Mini Reviews For The Week Ending 9/10
Sometimes, the staff at Graphic Policy read more comics than we’re able to get reviewed. When that happens you’ll see a weekly feature compiling short reviews from the staff of the comics, or graphic novels, we just didn’t get a chance to write a full review for. These are Graphic Policy’s Mini Reviews.
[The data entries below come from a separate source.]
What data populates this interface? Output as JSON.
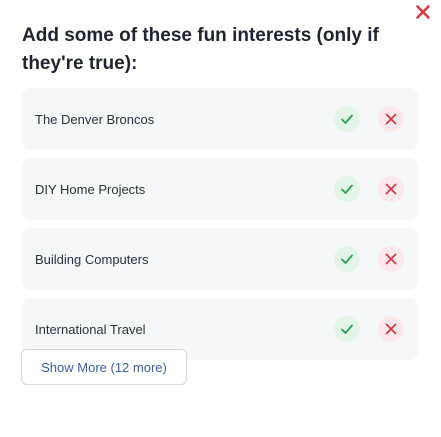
{
  "dialog": {
    "title": "Add some of these fun interests (only if they're true):",
    "close_icon": "close-icon"
  },
  "interests": [
    {
      "label": "The Denver Broncos"
    },
    {
      "label": "DIY Home Projects"
    },
    {
      "label": "Building Computers"
    },
    {
      "label": "International Travel"
    }
  ],
  "show_more": {
    "label": "Show More (12 more)"
  },
  "colors": {
    "accept": "#2e9e4f",
    "reject": "#d93a47",
    "link": "#3d5ba8",
    "close": "#d93a47"
  }
}
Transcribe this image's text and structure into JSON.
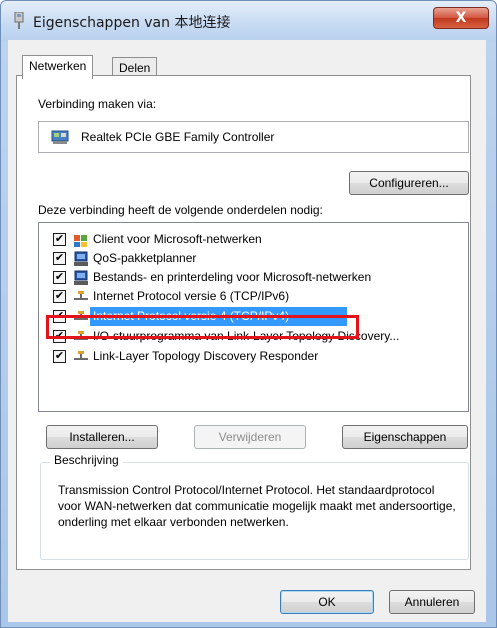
{
  "window": {
    "title": "Eigenschappen van 本地连接",
    "close_glyph": "X"
  },
  "tabs": [
    {
      "label": "Netwerken",
      "active": true
    },
    {
      "label": "Delen",
      "active": false
    }
  ],
  "connect_via": {
    "label": "Verbinding maken via:",
    "adapter": "Realtek PCIe GBE Family Controller",
    "configure_button": "Configureren..."
  },
  "components": {
    "label": "Deze verbinding heeft de volgende onderdelen nodig:",
    "items": [
      {
        "label": "Client voor Microsoft-netwerken",
        "checked": true,
        "icon": "network-client-icon"
      },
      {
        "label": "QoS-pakketplanner",
        "checked": true,
        "icon": "qos-scheduler-icon"
      },
      {
        "label": "Bestands- en printerdeling voor Microsoft-netwerken",
        "checked": true,
        "icon": "file-printer-sharing-icon"
      },
      {
        "label": "Internet Protocol versie 6 (TCP/IPv6)",
        "checked": true,
        "icon": "protocol-icon"
      },
      {
        "label": "Internet Protocol versie 4 (TCP/IPv4)",
        "checked": true,
        "icon": "protocol-icon",
        "selected": true,
        "highlighted": true
      },
      {
        "label": "I/O-stuurprogramma van Link-Layer Topology Discovery...",
        "checked": true,
        "icon": "protocol-icon"
      },
      {
        "label": "Link-Layer Topology Discovery Responder",
        "checked": true,
        "icon": "protocol-icon"
      }
    ],
    "check_glyph": "✔"
  },
  "actions": {
    "install": "Installeren...",
    "uninstall": "Verwijderen",
    "properties": "Eigenschappen"
  },
  "description": {
    "title": "Beschrijving",
    "text": "Transmission Control Protocol/Internet Protocol. Het standaardprotocol voor WAN-netwerken dat communicatie mogelijk maakt met andersoortige, onderling met elkaar verbonden netwerken."
  },
  "footer": {
    "ok": "OK",
    "cancel": "Annuleren"
  },
  "colors": {
    "selection": "#3399ff",
    "highlight_box": "#e3131b",
    "close_button": "#c0391f"
  }
}
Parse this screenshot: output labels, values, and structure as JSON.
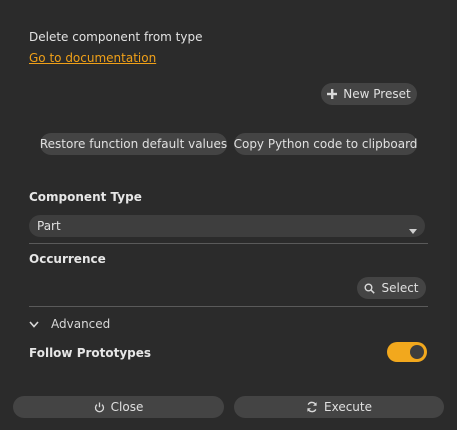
{
  "description": "Delete component from type",
  "doc_link": "Go to documentation",
  "presets": {
    "new_preset_label": "New Preset"
  },
  "actions": {
    "restore_label": "Restore function default values",
    "copy_label": "Copy Python code to clipboard"
  },
  "component_type": {
    "label": "Component Type",
    "selected": "Part"
  },
  "occurrence": {
    "label": "Occurrence",
    "select_label": "Select"
  },
  "advanced": {
    "label": "Advanced",
    "expanded": true
  },
  "follow_prototypes": {
    "label": "Follow Prototypes",
    "enabled": true
  },
  "footer": {
    "close_label": "Close",
    "execute_label": "Execute"
  },
  "colors": {
    "background": "#2b2b2b",
    "accent": "#f2a81d",
    "link": "#f0a018",
    "button": "#444444"
  }
}
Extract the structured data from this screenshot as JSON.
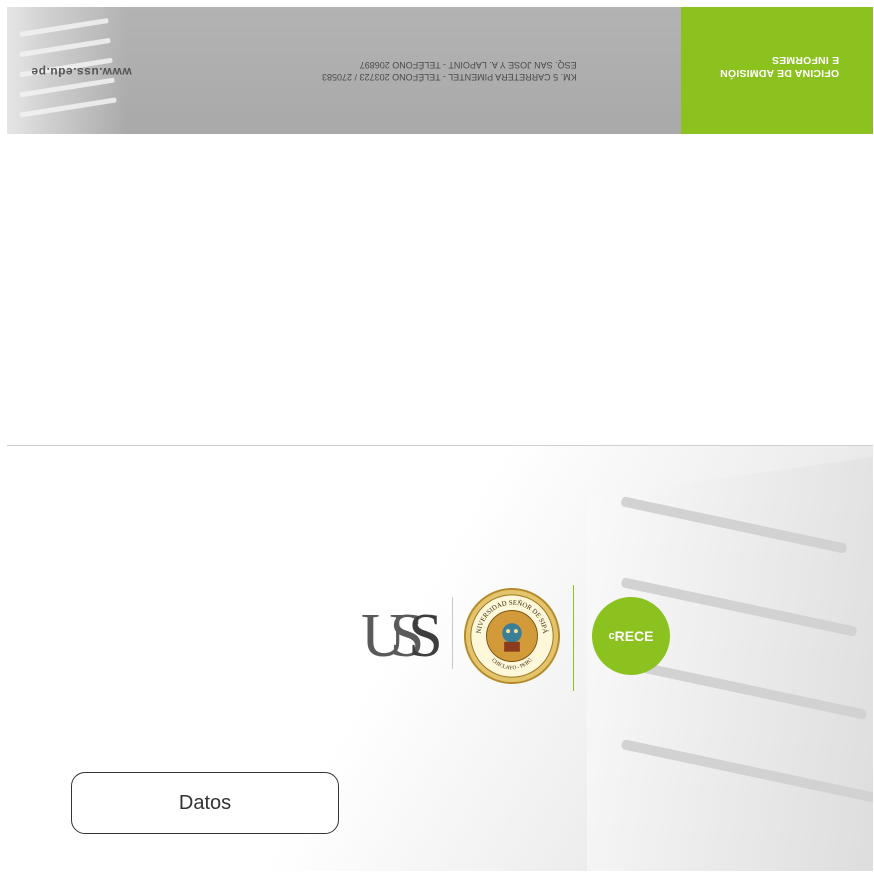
{
  "banner": {
    "office_title_line1": "OFICINA DE ADMISIÓN",
    "office_title_line2": "E INFORMES",
    "address_line1": "KM. 5 CARRETERA PIMENTEL - TELÉFONO 203723 / 270583",
    "address_line2": "ESQ. SAN JOSE Y A. LAPOINT - TELÉFONO 206897",
    "website": "www.uss.edu.pe",
    "colors": {
      "green": "#8cc21f",
      "gray": "#b0b0b0"
    }
  },
  "logos": {
    "uss_letters": "US",
    "seal_text_top": "UNIVERSIDAD SEÑOR DE SIPÁN",
    "seal_text_bottom": "CHICLAYO - PERÚ",
    "crece_prefix": "c",
    "crece_text": "RECE"
  },
  "form": {
    "label": "Datos"
  }
}
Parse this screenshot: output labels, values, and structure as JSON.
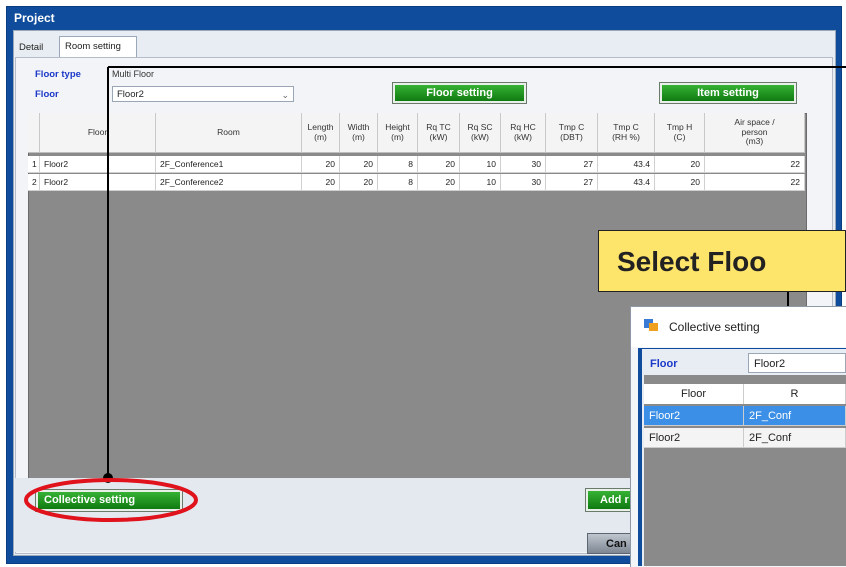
{
  "window": {
    "title": "Project"
  },
  "tabs": [
    {
      "label": "Detail"
    },
    {
      "label": "Room setting"
    }
  ],
  "controls": {
    "floor_type_label": "Floor type",
    "floor_type_value": "Multi Floor",
    "floor_label": "Floor",
    "floor_value": "Floor2",
    "floor_setting_button": "Floor setting",
    "item_setting_button": "Item setting",
    "collective_setting_button": "Collective setting",
    "add_button": "Add r",
    "cancel_button": "Can"
  },
  "table": {
    "headers": [
      "",
      "Floor",
      "Room",
      "Length\n(m)",
      "Width\n(m)",
      "Height\n(m)",
      "Rq TC\n(kW)",
      "Rq SC\n(kW)",
      "Rq HC\n(kW)",
      "Tmp C\n(DBT)",
      "Tmp C\n(RH %)",
      "Tmp H\n(C)",
      "Air space /\nperson\n(m3)"
    ],
    "rows": [
      [
        "1",
        "Floor2",
        "2F_Conference1",
        "20",
        "20",
        "8",
        "20",
        "10",
        "30",
        "27",
        "43.4",
        "20",
        "22"
      ],
      [
        "2",
        "Floor2",
        "2F_Conference2",
        "20",
        "20",
        "8",
        "20",
        "10",
        "30",
        "27",
        "43.4",
        "20",
        "22"
      ]
    ]
  },
  "callout": {
    "text": "Select Floo"
  },
  "popup": {
    "title": "Collective setting",
    "floor_label": "Floor",
    "floor_value": "Floor2",
    "headers": [
      "Floor",
      "R"
    ],
    "rows": [
      [
        "Floor2",
        "2F_Conf"
      ],
      [
        "Floor2",
        "2F_Conf"
      ]
    ]
  },
  "colors": {
    "accent_green": "#1a9a1c",
    "highlight_red": "#e0121b",
    "selected_row": "#3b8fe6",
    "callout_yellow": "#fde46a"
  },
  "icons": [
    "app-icon",
    "chevron-down-icon"
  ]
}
Batman #6 (DC) What a superb ending to Tom King’s first arc. This is a great read, but if you haven’t read the first arc, then there’s a chance that a couple of the more subtly emotional scenes won’t mean as much to you – and that’s okay. Those scenes seem to set up the next arc, and while I’m sure the previous events will be recapped to some extent, the impact may not be as great as if you’d read the previous arc. Whether it’s worth reading the previous arc just to get that impact… maybe. This probably isn’t an integral comic to the series, and it’s one new readers can skip if they;re looking to jump into the series at the current issue, but I dug this comic. Overall: 8.25 Recommendation: Buy if you’ve been reading the series.
Moon Knight #1 (Marvel)* I have no idea what’s happening here. I really don’t, but I kinda like it, so I’ll keep buying this. Jeff Lemire has just the right amount of mind-fuckery to make you question everything, which isn’t something I’m used to seeing in superhero comics – and yes, that includes Moon Knight comics. Overall: 7 Recommendation: Read…?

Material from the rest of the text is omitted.